When I interviewed summit attendees about their theological views, I was unable to find a single person among them who did not lust for a blitzkrieg of biblical proportions. “I’m looking forward to Armageddon and to the cleansing of the Earth!” exclaimed John G. Rogers, a pastor from California. William Baker, another Californian, told me he was “absolutely” elated about the prospect of “a battle between the Christians and the anti-Christians.” “I got a bag packed,” a man named Walter Farnham revealed to me. “And when we disappear, you better start to worry.
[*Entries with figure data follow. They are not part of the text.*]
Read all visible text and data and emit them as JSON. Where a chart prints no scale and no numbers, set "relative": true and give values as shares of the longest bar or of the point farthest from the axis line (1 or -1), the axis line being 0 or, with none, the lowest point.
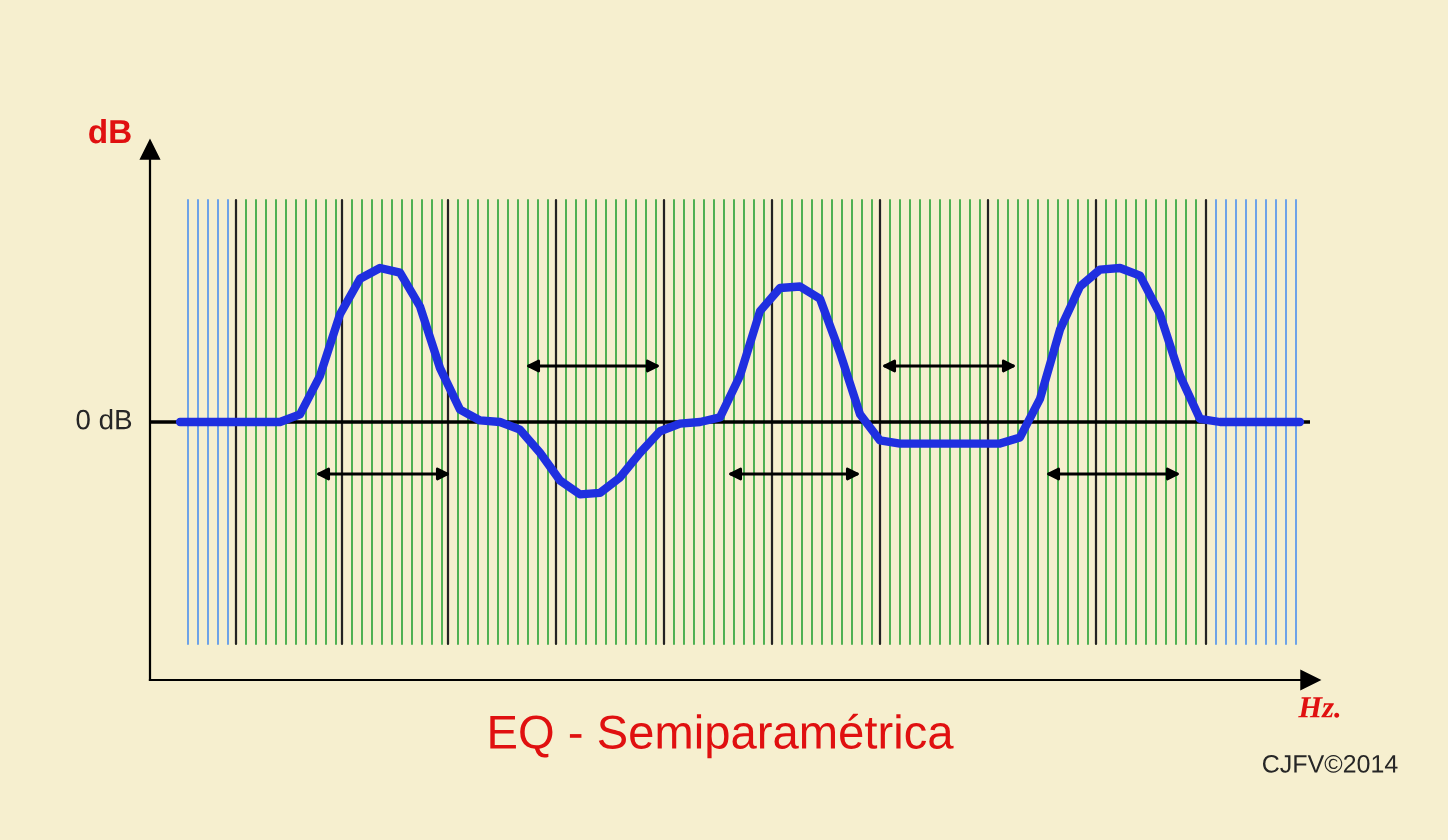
{
  "chart_data": {
    "type": "line",
    "title": "EQ - Semiparamétrica",
    "ylabel": "dB",
    "relative": true,
    "categories": [
      null,
      null,
      null,
      null,
      null,
      null,
      null,
      null,
      null,
      null,
      null,
      null,
      null,
      null,
      null,
      null,
      null,
      null,
      null,
      null,
      null,
      null,
      null,
      null,
      null,
      null,
      null,
      null,
      null,
      null,
      null,
      null,
      null,
      null,
      null,
      null,
      null,
      null,
      null,
      null,
      null,
      null,
      null,
      null,
      null,
      null,
      null,
      null,
      null,
      null,
      null,
      null,
      null,
      null,
      null,
      null,
      null
    ],
    "series": [
      {
        "color": "#1f2fe0",
        "values": [
          0,
          0,
          0,
          0,
          0,
          0,
          0.05,
          0.3,
          0.7,
          0.93,
          1.0,
          0.97,
          0.75,
          0.35,
          0.08,
          0.01,
          0,
          -0.05,
          -0.2,
          -0.38,
          -0.47,
          -0.46,
          -0.36,
          -0.2,
          -0.06,
          -0.01,
          0,
          0.03,
          0.3,
          0.72,
          0.87,
          0.88,
          0.8,
          0.45,
          0.05,
          -0.12,
          -0.14,
          -0.14,
          -0.14,
          -0.14,
          -0.14,
          -0.14,
          -0.1,
          0.15,
          0.6,
          0.88,
          0.99,
          1.0,
          0.95,
          0.7,
          0.3,
          0.02,
          0,
          0,
          0,
          0,
          0
        ]
      }
    ],
    "ref_lines": [
      {
        "axis": "y",
        "value": 0,
        "label": "0 dB",
        "color": "#000000"
      }
    ],
    "annotations": [
      "Hz.",
      "CJFV©2014"
    ],
    "grid": "x",
    "legend": false,
    "marker": "none",
    "line_style": "solid"
  }
}
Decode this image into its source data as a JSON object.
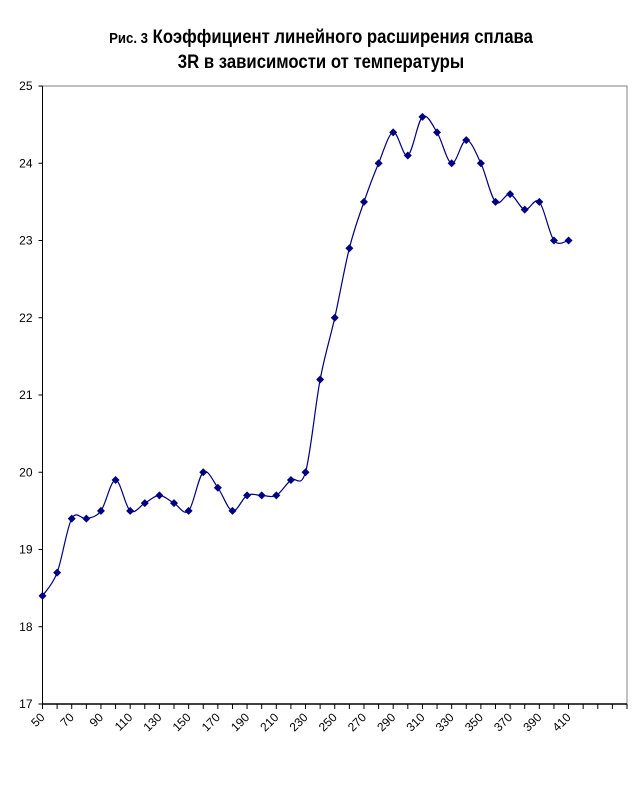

Because if you haven’t seen the ‘Left Behind’ series, it’s scary.” Two kindly older women standing beside Farnham nodded approvingly at the mention of Left Behind.

Written by the Reverend Tim LaHaye, a founder of the Council for National Policy, the Left Behind series is the Christian right’s most effective recruitment vehicle. Larded from cover to cover with coded anti-Semitic conspiracies about “international bankers” plotting with UN chief Nicholai Carpathia (the evil characters in Left Behind all have ethnic names), who represents the anti-Christ, Left Behind is replete with descriptions of pornographic violence against unbelievers, whose “bodies burst open from head to toe at every word that proceeded out of the mouth of the Lord.”
According to evangelical pollster George Barna, Left Behind “represents one of the most widely experienced religious teaching or evangelistic tools among adults who are not born-again Christians.” LaHaye’s impact on millions of lives cannot be attributed to his storytelling prowess—his prose is painfully turgid—but rather his ability to mesmerize—or terrorize—unbelievers with the prospect of a gruesome death and eternal anguish in the flames of Hell. By literally scaring the devil out of unbelievers, LaHaye and his acolytes have plumbed the country’s most panic-prone elements within the ranks of the Christian right and thus have expanded their movement in a startlingly rapid fashion.